Однако на этом неприятности не закончились. Возмутительная пресса легла на стол начальству, и Афросимову, бросившую тень на профессию, уволили из прокуратуры, что было очень кстати: она уже всех замучила своими требованиями возобновить следствие по «Скотинской мадонне». Пав телом и оставшись без работы, Железная Тоня, однако, не пала духом и с неукротимой энергией занялась делами Бесстаева: организовывала выставки, составляла договоры, редактировала рекламные проспекты, уламывала жадных галеристов. И знаменитый художник понял: он обрел то организованное семейное счастье, о котором мечтал всю жизнь.
Между тем Никита в пьяном угаре лишился клиники: друг-однокурсник, воспользовавшись алкогольным помрачением компаньона, переписал ее на себя. Дети, оставшись без родительского присмотра, тоже отчудили по полной. Сын, провалившись в мединститут, попросился в армию, хотя имел отсрочку, и попал в какую-то совсем уж злобную часть. Через полгода его комиссовали по инвалидности: якобы боец упал с танка и отбил себе почки. Афросимова, чувствуя явный состав преступления, помчалась в полк, пыталась разобраться на месте, но с «голой прокуроршей» никто даже разговаривать не стал.
С дочерью тоже не заладилось. Она связалась с сектой Шестой Печати и, прихватив семейные сбережения, бесследно исчезла. Антонина Сергеевна заметалась по стране, подняла на ноги знакомых муровцев, продолжавших, несмотря ни на что, ее уважать, правда, с некоторым недоумением. Дочку искали год и нашли в пещерах под Пермью, где она вместе с единоверцами ждала конца света, ибо сказано в Апокалипсисе: «…И небо скрылось, свившись как свиток; и всякая гора и остров двинулись с мест своих; и цари земные, и вельможи, и богатые, и тысяченачальники, и сильные, и всякий раб, и всякий свободный скрылись в пещеры и ущелья гор, и говорят горам и камням: падите на нас и сокройте нас от лица Сидящего на престоле и от гнева Агнца!» Девчонка оказалась без денег, в лохмотьях, в язвах, зато с ребенком, которого родила неизвестно от кого. Но даже в таком состоянии от помощи матери она отказалась!

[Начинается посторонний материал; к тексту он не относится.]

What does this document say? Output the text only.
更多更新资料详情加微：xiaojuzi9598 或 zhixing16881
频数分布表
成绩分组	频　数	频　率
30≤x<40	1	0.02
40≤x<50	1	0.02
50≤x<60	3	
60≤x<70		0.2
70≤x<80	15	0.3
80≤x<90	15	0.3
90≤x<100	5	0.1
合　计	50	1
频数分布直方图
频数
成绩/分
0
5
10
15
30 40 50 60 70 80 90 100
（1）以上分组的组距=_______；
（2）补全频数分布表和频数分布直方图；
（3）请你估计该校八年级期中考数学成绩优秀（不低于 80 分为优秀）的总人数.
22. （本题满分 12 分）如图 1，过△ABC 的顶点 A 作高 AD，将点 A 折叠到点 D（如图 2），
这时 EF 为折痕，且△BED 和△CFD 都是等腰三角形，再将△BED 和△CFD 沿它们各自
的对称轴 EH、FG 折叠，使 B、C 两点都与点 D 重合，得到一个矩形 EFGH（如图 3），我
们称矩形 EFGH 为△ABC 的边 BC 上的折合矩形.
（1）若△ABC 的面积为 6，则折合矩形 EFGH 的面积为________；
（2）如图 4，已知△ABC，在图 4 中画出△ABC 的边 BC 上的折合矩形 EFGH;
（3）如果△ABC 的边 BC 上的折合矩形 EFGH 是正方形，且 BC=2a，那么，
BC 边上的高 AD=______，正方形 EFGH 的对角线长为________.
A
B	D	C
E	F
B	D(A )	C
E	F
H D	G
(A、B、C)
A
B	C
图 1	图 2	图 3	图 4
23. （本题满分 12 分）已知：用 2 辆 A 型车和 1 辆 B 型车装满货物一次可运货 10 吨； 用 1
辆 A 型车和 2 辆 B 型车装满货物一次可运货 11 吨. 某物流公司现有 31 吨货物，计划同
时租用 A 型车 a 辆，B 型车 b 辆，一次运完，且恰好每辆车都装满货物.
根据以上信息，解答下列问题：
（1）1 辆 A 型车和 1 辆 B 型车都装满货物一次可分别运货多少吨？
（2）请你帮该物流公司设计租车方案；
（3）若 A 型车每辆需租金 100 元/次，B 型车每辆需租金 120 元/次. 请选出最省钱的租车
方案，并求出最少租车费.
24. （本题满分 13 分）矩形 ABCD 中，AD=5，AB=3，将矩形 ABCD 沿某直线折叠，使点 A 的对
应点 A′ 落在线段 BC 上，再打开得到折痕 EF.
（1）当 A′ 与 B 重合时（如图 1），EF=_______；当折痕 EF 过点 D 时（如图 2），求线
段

Однако самое худшее ожидало Афросимову впереди. Закончив портрет и хлебнув той восторженной суеты, которую многие принимают за славу, Фил почувствовал, что начинает тихо охладевать к Антонине. Знаете, как это бывает, коллега? Еще вчера волоски вокруг сосков желанной женщины приводили вас в нежное неистовство и эксклюзивный восторг… Вы, как видный дендрофил, меня, конечно, понимаете?
Автор «Кандалов срасти» презрительно засопел в ответ.
— …А сегодня вы уже смотрите на эту неуместную растительность с рудиментарной тоской. Иногда Бесстаеву казалось, будто знобящая страсть, недавно наполнявшая смыслом его существование, осталась там — на холсте. Возможно, так и есть — ведь критики единодушно объявили «Портрет голой прокурорши» лучшей работой Фила Беста. Поначалу, понимая, какую жертву Тоня принесла ради него, художник боролся с охлаждением, убеждал себя, что такой верной, страстно-целомудренной и самоотверженной женщины у него больше никогда не будет. Но как сказал Сен-Жон Перс, вся жизнь художника есть лишь пища для солитера вдохновенья. Впав в творческий кризис, Фил вообразил, будто всему виной однообразие его мужских достижений, и стал тайком встречаться со своими групповыми женами…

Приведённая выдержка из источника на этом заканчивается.